I use Fedora Kinoite 42
One is systemd-homed: Systemd-homed major issues
Another is hibernation: Setup hibernation on Fedora Atomic Desktops - #2 by aaravchen
But there are many more smaller issues, which aren’t OOTB fixed…
If anyone else finds such kindly post in this forum thread…
To add any of the following policies on your system, run:
sudo checkmodule -M -m -o ${POLICYNAME}.mod ${POLICYNAME}.te(Compile)sudo semodule_package -o ${POLICYNAME}.pp -m ${POLICYNAME}.mod(Package)sudo semodule -i ${POLICYNAME}.pp(Add to your system)- Reboot and confirm that it is applied (That denial doesn’t reappear).
- Delete the
${POLICYNAME}.{te,mod,pp}files - NO, don’t change the booleans mentioned there… They will be applied when you apply the fixes, just where required. Manually changing the booleans will cause system-wide changes, and enough of those can open up the strong security of selinux.
The file name and the policy name in the file should be the same.
The suffix like _errorfixes is added in order to avoid conflicting with policies of the same name which already exist, which could cause further issues…
Catching the issues:
If you are fixing such issues, please make sure that each policy is in a separate policyfile… you can ask help right in this thread.
When there is only 1 policy denial, kindly immediately make a policy with sudo audit2allow -b -M ${whatever_it_is}_errorfixes and share the ${whatever_it_is}_errorfixes.te file to this thread.
The audit2allow command will create the ${whatever_it_is}_errorfixes.pp
file for you, apply it with sudo semodule -i ${whatever_it_is}_errorfixes.pp and reboot.
This will make sure that any other such error will not be mixed with this one.
The issues I found:
Just after boot, the 1st denial report in audit2allow -b is of bootupd.

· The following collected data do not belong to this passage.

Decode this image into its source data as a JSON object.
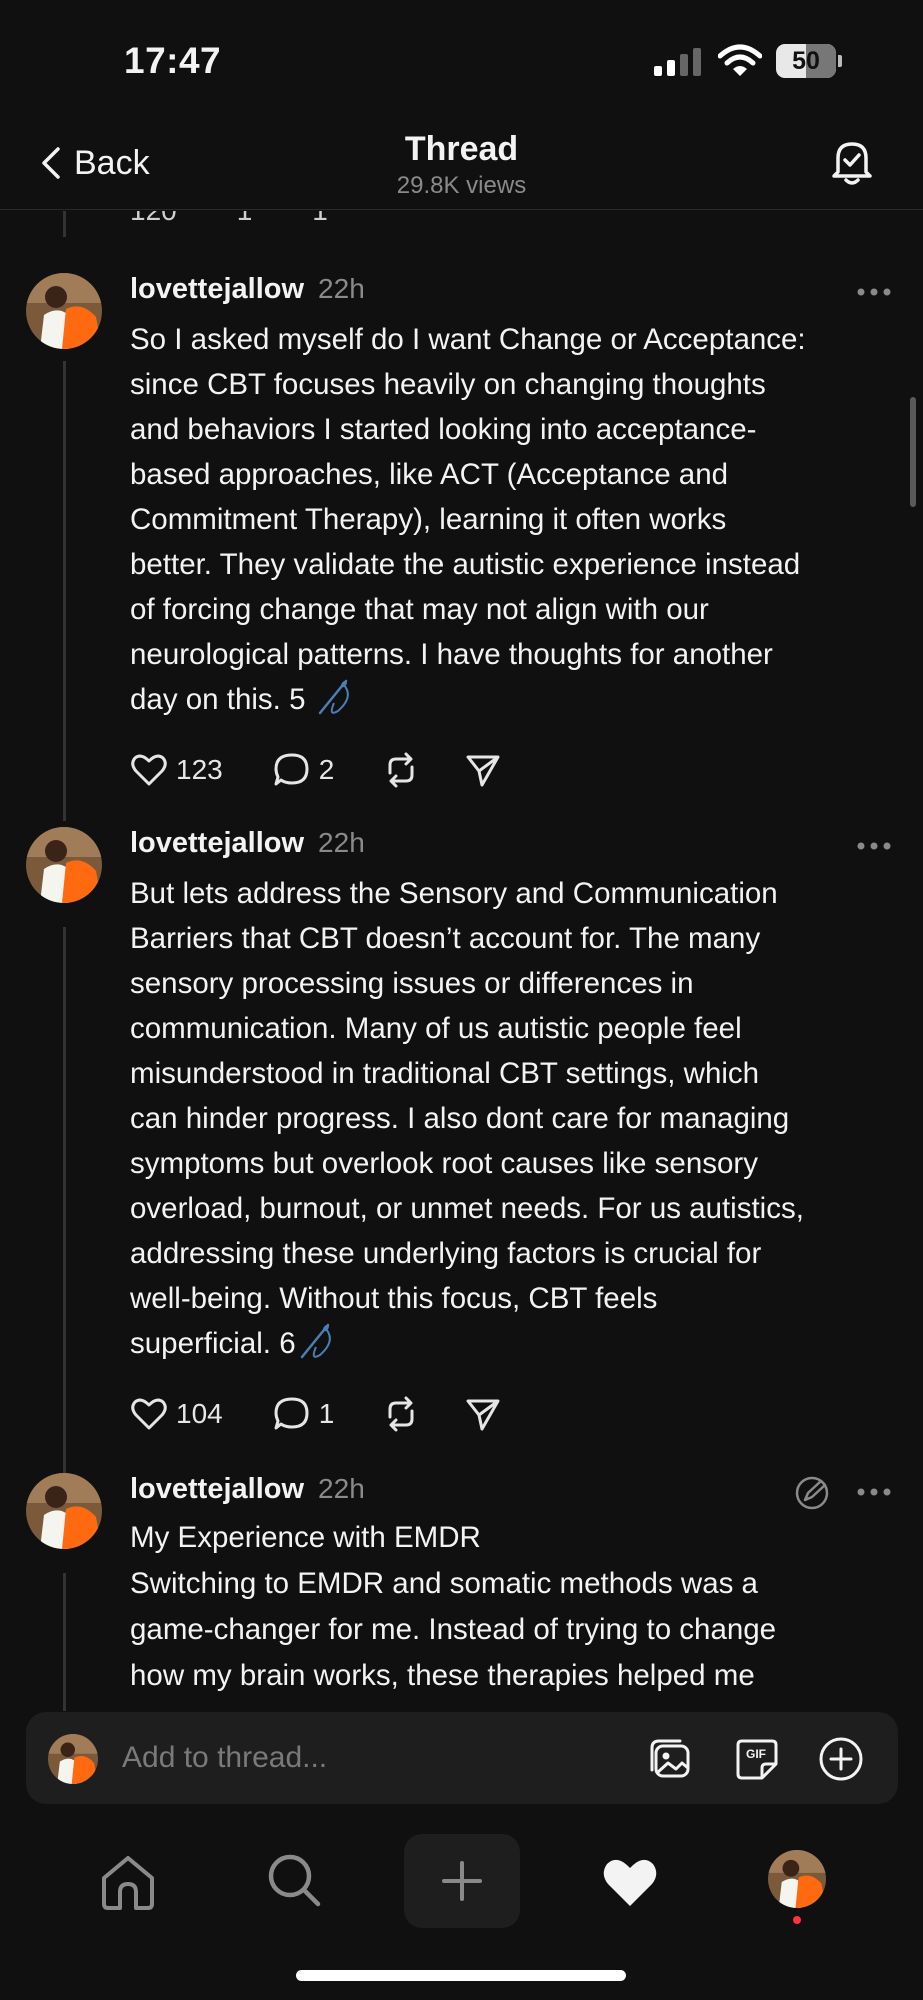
{
  "status_bar": {
    "time": "17:47",
    "battery": "50"
  },
  "header": {
    "back_label": "Back",
    "title": "Thread",
    "views": "29.8K views"
  },
  "partial_post": {
    "likes": "120",
    "replies": "1",
    "reposts": "1"
  },
  "posts": [
    {
      "username": "lovettejallow",
      "time": "22h",
      "text": "So I asked myself do I want Change or Acceptance:\nsince CBT focuses heavily on changing thoughts\nand behaviors I started looking into acceptance-\nbased approaches, like ACT (Acceptance and\nCommitment Therapy), learning it often works\nbetter. They validate the autistic experience instead\nof forcing change that may not align with our\nneurological patterns. I have thoughts for another\nday on this. 5",
      "likes": "123",
      "replies": "2"
    },
    {
      "username": "lovettejallow",
      "time": "22h",
      "text": "But lets address the Sensory and Communication\nBarriers that CBT doesn’t account for. The many\nsensory processing issues or differences in\ncommunication. Many of us autistic people feel\nmisunderstood in traditional CBT settings, which\ncan hinder progress. I also dont care for managing\nsymptoms but overlook root causes like sensory\noverload, burnout, or unmet needs. For us autistics,\naddressing these underlying factors is crucial for\nwell-being. Without this focus, CBT feels\nsuperficial. 6",
      "likes": "104",
      "replies": "1"
    },
    {
      "username": "lovettejallow",
      "time": "22h",
      "text": "My Experience with EMDR\nSwitching to EMDR and somatic methods was a\ngame-changer for me. Instead of trying to change\nhow my brain works, these therapies helped me"
    }
  ],
  "compose": {
    "placeholder": "Add to thread..."
  },
  "colors": {
    "background": "#101010",
    "text": "#f3f3f3",
    "muted": "#8a8a8a",
    "needle": "#4a7fb5",
    "notify": "#ff3040"
  }
}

To fix it, create bootupd_errorfixes.te with:
module bootupd_errorfixes 1.0;
require {
type install_exec_t;
type var_run_t;
type root_t;
type bootupd_t;
type fs_t;
class file { execute execute_no_trans getattr map open read };
class dir write;
class filesystem remount;
}
#============= bootupd_t ==============
allow bootupd_t fs_t:filesystem remount;
allow bootupd_t install_exec_t:file { execute execute_no_trans open read };
#!!!! This avc can be allowed using the boolean 'domain_can_mmap_files'
allow bootupd_t install_exec_t:file map;
#!!!! This avc can be allowed using the boolean 'daemons_dump_core'
allow bootupd_t root_t:dir write;
allow bootupd_t var_run_t:file getattr;
And run the 3 above commands to apply this in your system.
Next I found is of logrotate. logrotate_errorfixes.te:
module logrotate_errorfixes 1.0;
require {
type logrotate_t;
type var_t;
class file { getattr };
}
#============= logrotate_t ==============
allow logrotate_t var_t:file getattr;
Compile and apply it.
When running systemctl daemon-reload, another issue crops up, fixed by systemd_generic_generator_errorfixes.te:
module systemd_generic_generator_errorfixes 1.0;
require {
type shell_exec_t;
type install_exec_t;
type passwd_file_t;
type var_run_t;
type systemd_generic_generator_t;
class file { execute execute_no_trans getattr map open read };
}
#============= systemd_generic_generator_t ==============
allow systemd_generic_generator_t install_exec_t:file { execute execute_no_trans getattr open read };
#!!!! This avc can be allowed using the boolean 'domain_can_mmap_files'
allow systemd_generic_generator_t install_exec_t:file map;
allow systemd_generic_generator_t passwd_file_t:file { getattr open read };
#!!!! This avc can be allowed using the boolean 'domain_can_mmap_files'
allow systemd_generic_generator_t shell_exec_t:file map;
allow systemd_generic_generator_t shell_exec_t:file execute;
allow systemd_generic_generator_t var_run_t:file getattr;
Apply it just as before.
AND kindly do the same for all other errors you find, and do post it in this thread.